MORE ISSUES OF DEMOCRATIC PROCESS

Howard Dean's campaign manager e-mailed me and informed me of this article. Dean contradicts Charles Knight's assertion that he favors "unilateralism" -- but without reference to Knight's assertion that he did so at a speech to the "Alliance for American Leadership, an invitation-only organization of foreign policy specialists most of whom were associated with the Clinton administration." People who are examining this candidate as if American democracy could be restored by electing a better dictator should ask him (or perhaps his campaign manager) if he can quiet Knight's rumor, and discuss what he actually said to the Alliance for American Leadership.

In other news, I've been alerted to an article in Le Monde that informs us that the neoconservatives are interested in using America's excess military might to bring democracy to the world. This may, in fact, be the public philosophy of many neoconservatives. But I have to question the sincerity of neoconservatives who proclaim thusly. Let's look, for instance, at what the US did for Afghanistan, with handpicked "leader" Hamid Kharzai pretending to represent the government in Kabul and with the warlords in charge throughout the rest of the country. Let's look at the US record in supporting dictatorships elsewhere, since the beginning of the 19th century -- dozens of invasions 'round the world, yet nothing for democracy. Let's think about what sort of Islamic fundamentalism would attain power if Iraq were to be allowed real democracy. It behooves me to think that the neoconservatives in power today would opt for the dictatorships of their choice (airbrushed with veneers of democratic process), rather than risk democracies which would, like Algeria almost did before they shut it down, become anti-Western.
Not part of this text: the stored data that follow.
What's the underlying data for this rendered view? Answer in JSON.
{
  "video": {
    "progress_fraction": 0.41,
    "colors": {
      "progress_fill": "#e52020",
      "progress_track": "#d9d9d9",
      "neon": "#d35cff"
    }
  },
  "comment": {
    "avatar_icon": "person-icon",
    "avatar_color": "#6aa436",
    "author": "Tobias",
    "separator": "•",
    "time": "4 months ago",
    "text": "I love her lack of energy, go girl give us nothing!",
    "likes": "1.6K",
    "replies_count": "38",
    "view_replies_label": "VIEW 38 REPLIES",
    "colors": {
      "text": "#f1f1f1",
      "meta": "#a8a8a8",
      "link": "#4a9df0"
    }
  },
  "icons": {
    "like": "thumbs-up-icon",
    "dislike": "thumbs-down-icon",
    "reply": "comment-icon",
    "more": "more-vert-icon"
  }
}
I would argue, then, that the most honest statement of neoconservatism was Jeane Kirkpatrick's essay "Dictatorships and Double Standards," to be found in the November 1979 issue of Commentary magazine. Kirkpatrick argued that the United States should support "authoritarian" regimes as opposed to "totalitarian" regimes because, she argued, "authoritarian" regimes would become democratic eventually, whereas "totalitarian" regimes would never become democratic. By "totalitarian" she meant, of course, "Communist," the state-capitalist regimes of the USSR and China and their satellites. Now, the neoconservatives can't use Kirkpatrick's arguments any more, since the USSR collapsed and became "democratic" against all her expectations -- but her 1979 article still stands as the most honest statement of US neoconservative foreign policy to date. At least Kirkpatrick owned up to supporting dictatorship. Her argument's obsolescence reveals the neoconservatives as hiding, once again, behind meaningless declarations of "democracy."

You know, folks, in Francis Fukuyama's famous neoconservative book The End of History and the Last Man, it is proclaimed that "liberal democracy" is the ultimate, Hegelian, end of world-society. "Liberal," of course, is the neoconservatives' endorsement world for "free enterprise," the glorious pursuit of profit as seen through the eyes of those who appear to the rest of the world as corporate hegemons. What's interesting about Fukuyama's thesis, however, is that in picking up the "liberal" end, he can't explain the relevance of democracy to capitalism. Fukuyama can't explain why world-society wouldn't end up with capitalist dictatorships a la Singapore across the globe, and in actually addressing this question, he ruminates without producing any real answer. The rest of the neoconservatives have no real answer to Fukuyama's dilemma, either.

What this means is that not only is "free enterprise" not necessary for democracy, but that there's no substance in neoconservative claims that "free enterprise" is even relevant to democracy. In fact, in flying the banner of "free enterprise," the neocons don't seem to need the substance of democracy at all. Maybe this failure to give substance to an endorsement of "democracy," to give substance to any expressions of popular will beyond the particular neoconservative preference for "free enterprise," explains why the Bush Administration smells more like a dictatorship each day as it pursues its self-proclaimed chore of bringing "democracy" to the world.